5. O Governo diz uma coisa, a DGERT diz outra
É mais um exemplo do desnorte do ministério de Ana Mendes Godinho. No início de junho, o Governo tinha escrito no Programa de Estabilização Económica e Social que o apoio à retoma progressiva teria como destinatários apenas as “empresas que tenham beneficiado do regime de lay-off simplificado”. A DGERT vem agora dizer que não, que afinal todas as empresas podem ter acesso desde que as vendas tenham caído mais de 40%.
6. Até a Provedora da Justiça já perdeu a paciência
A denúncia feita foi feita pela Provedoria de Justiça que veio revelar que a Segurança Social estará a exigir aos trabalhadores independentes o cumprimento de um requisito que não está previsto na lei para ter acesso à ajuda do Estado. A Segurança Social está a exigir que os trabalhadores independentes tenham descontado no mês anterior ao mês da quebra de atividade, mas a lei apenas refere que basta aos trabalhadores terem tido “uma obrigação contributiva em pelo menos três meses seguidos ou seis meses interpolados há pelo menos 12 meses”.
7. Excluídos do complemento de estabilização
Por razões burocráticas, a Segurança Social está a negar a alguns trabalhadores o acesso ao complemento de estabilização — uma prestação social a que teriam direito por terem estado no regime de lay-off –, porque mudaram de empregador pouco antes de entrarem nesse regime ou então porque tiveram o azar de ter estado de baixa médica durante todo o mês de fevereiro.

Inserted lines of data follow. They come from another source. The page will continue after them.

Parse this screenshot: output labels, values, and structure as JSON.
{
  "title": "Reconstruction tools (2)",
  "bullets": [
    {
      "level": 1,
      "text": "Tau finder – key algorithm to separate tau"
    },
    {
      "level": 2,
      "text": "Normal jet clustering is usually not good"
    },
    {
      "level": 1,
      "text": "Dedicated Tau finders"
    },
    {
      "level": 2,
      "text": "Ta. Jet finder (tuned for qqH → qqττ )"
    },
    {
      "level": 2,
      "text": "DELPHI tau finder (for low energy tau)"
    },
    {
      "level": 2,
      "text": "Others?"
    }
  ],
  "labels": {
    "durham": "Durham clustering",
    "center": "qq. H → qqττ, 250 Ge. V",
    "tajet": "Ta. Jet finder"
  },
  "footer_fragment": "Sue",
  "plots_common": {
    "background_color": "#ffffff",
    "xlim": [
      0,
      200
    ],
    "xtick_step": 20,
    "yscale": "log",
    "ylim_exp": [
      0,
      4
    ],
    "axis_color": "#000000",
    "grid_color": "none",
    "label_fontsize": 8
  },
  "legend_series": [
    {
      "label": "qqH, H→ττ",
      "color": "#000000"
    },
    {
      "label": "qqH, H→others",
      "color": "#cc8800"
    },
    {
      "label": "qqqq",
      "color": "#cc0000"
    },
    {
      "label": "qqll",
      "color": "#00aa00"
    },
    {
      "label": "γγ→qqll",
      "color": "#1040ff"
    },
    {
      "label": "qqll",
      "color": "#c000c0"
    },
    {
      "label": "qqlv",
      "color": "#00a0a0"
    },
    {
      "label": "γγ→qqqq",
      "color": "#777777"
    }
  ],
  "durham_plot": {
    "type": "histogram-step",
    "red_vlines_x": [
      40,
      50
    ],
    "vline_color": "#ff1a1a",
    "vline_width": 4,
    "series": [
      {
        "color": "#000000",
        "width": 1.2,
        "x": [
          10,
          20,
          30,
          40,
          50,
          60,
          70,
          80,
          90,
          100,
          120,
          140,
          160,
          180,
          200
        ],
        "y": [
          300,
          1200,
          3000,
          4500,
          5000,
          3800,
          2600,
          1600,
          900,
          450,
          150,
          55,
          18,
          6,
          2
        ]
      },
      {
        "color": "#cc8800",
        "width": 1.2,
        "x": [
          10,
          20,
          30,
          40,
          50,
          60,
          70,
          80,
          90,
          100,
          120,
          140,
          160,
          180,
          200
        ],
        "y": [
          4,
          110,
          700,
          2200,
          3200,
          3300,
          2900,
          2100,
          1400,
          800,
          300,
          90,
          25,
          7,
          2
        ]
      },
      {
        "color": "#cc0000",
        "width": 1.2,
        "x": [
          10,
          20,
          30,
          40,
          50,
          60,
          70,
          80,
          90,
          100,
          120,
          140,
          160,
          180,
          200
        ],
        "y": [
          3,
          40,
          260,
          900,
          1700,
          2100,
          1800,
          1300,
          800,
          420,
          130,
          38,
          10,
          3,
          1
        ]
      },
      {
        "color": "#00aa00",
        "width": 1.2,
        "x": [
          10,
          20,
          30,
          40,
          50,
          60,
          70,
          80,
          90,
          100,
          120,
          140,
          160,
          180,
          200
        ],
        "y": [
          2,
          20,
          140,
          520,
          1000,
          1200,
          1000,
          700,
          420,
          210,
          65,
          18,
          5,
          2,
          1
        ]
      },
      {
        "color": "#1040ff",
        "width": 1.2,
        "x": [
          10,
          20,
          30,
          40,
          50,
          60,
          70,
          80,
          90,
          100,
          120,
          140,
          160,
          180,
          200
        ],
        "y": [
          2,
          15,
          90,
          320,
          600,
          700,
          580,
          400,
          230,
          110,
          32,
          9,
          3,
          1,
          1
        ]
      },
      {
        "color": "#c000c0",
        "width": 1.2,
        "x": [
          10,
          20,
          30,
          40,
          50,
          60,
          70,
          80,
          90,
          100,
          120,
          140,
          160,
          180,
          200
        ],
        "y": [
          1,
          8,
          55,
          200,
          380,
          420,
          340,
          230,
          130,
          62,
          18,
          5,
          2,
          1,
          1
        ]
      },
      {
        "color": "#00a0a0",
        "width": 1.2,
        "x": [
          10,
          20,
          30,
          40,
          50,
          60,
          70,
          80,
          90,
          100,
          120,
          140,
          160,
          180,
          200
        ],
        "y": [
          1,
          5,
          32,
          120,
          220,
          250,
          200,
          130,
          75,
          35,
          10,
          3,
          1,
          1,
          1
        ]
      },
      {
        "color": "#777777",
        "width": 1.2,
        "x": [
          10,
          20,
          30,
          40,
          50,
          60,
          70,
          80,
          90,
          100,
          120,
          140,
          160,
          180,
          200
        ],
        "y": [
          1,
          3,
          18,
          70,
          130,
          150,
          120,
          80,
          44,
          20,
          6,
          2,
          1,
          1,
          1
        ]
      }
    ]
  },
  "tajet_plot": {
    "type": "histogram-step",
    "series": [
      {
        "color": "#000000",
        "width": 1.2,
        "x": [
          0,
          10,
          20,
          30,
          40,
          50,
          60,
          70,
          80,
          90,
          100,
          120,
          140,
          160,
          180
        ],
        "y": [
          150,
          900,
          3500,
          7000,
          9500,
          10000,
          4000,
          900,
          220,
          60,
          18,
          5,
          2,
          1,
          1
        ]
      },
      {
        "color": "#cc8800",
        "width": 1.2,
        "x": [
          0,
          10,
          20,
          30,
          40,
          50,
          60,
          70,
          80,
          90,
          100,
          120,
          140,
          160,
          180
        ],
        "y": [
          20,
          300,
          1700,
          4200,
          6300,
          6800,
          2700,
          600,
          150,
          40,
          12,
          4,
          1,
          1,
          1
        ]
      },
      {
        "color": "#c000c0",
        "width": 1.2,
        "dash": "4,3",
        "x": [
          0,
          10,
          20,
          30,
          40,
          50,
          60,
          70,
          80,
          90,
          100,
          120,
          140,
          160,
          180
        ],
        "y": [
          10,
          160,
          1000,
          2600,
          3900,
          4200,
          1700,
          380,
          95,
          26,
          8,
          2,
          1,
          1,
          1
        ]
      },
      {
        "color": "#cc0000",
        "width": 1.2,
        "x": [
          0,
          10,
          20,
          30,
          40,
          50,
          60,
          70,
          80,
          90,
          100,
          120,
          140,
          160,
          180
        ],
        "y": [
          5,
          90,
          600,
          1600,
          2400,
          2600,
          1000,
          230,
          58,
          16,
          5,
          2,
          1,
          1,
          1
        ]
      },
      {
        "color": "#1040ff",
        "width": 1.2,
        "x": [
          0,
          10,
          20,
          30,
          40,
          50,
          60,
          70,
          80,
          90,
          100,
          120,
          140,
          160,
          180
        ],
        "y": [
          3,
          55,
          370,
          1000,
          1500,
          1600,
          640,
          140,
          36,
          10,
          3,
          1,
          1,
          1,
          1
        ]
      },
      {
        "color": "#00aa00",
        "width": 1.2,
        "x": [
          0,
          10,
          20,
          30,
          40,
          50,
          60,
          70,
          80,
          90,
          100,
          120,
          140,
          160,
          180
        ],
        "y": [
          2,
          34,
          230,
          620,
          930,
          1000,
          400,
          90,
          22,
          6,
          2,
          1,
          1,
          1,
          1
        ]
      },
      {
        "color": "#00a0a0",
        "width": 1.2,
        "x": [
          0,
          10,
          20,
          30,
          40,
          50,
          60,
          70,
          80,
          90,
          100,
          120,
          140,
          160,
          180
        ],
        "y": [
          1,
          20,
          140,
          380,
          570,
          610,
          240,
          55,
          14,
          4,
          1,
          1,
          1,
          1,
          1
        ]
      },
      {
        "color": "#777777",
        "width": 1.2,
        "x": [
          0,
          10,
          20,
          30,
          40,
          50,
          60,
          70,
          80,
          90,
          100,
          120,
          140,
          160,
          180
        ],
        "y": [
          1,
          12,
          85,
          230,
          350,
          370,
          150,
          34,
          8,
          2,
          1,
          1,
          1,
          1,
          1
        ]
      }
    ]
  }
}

8. O subsídio de refeição em teletrabalho
Durante semanas, os empresários ficaram às escuras sobre se teriam de pagar ou não o subsídio de refeição aos trabalhadores que estavam em teletrabalho. Passadas várias semanas, o Governo decidiu impor o pagamento obrigatório, não através de uma lei ou de uma clarificação à lei, que é omissa e confusa, mas através de esclarecimentos informais publicados pela DGERT
9. Empresas às escuras sobre TSU do subsídio de férias
É mais um exemplo recente das trabalhadas. Em pleno período de férias, nem a Ordem dos Contabilistas, nem os advogados e nem a Confederação do Comércio sabiam se no regime do lay-off simplificado, o subsídio de férias estaria ou não isento de taxa social única (23,75%). Na conferência de imprensa onde tentou explicar esta questão aos jornalistas, Ana Mendes Godinho teve de ser interrompida pelo secretário de Estado da Presidência do Conselho de Ministros, tal era a incapacidade e o desconhecimento que revelou para poder esclarecer a questão.
São 9 exemplos que mostram que não ler um relatório de 49 páginas sobre a Covid-19 em Reguengos é o menor dos problemas da ministra da Segurança Social. Se o exercício de governação fosse uma prova dos nove, a ministra claramente que chumbava. Ana Mendes Godinho está em funções há 9 meses, mas governa como se estivesse no cargo há 9 dias. E não vamos dar mais exemplos de trapalhadas porque rapidamente esta crónica iria chegar às 49 páginas e a ministra provavelmente não a iria ler.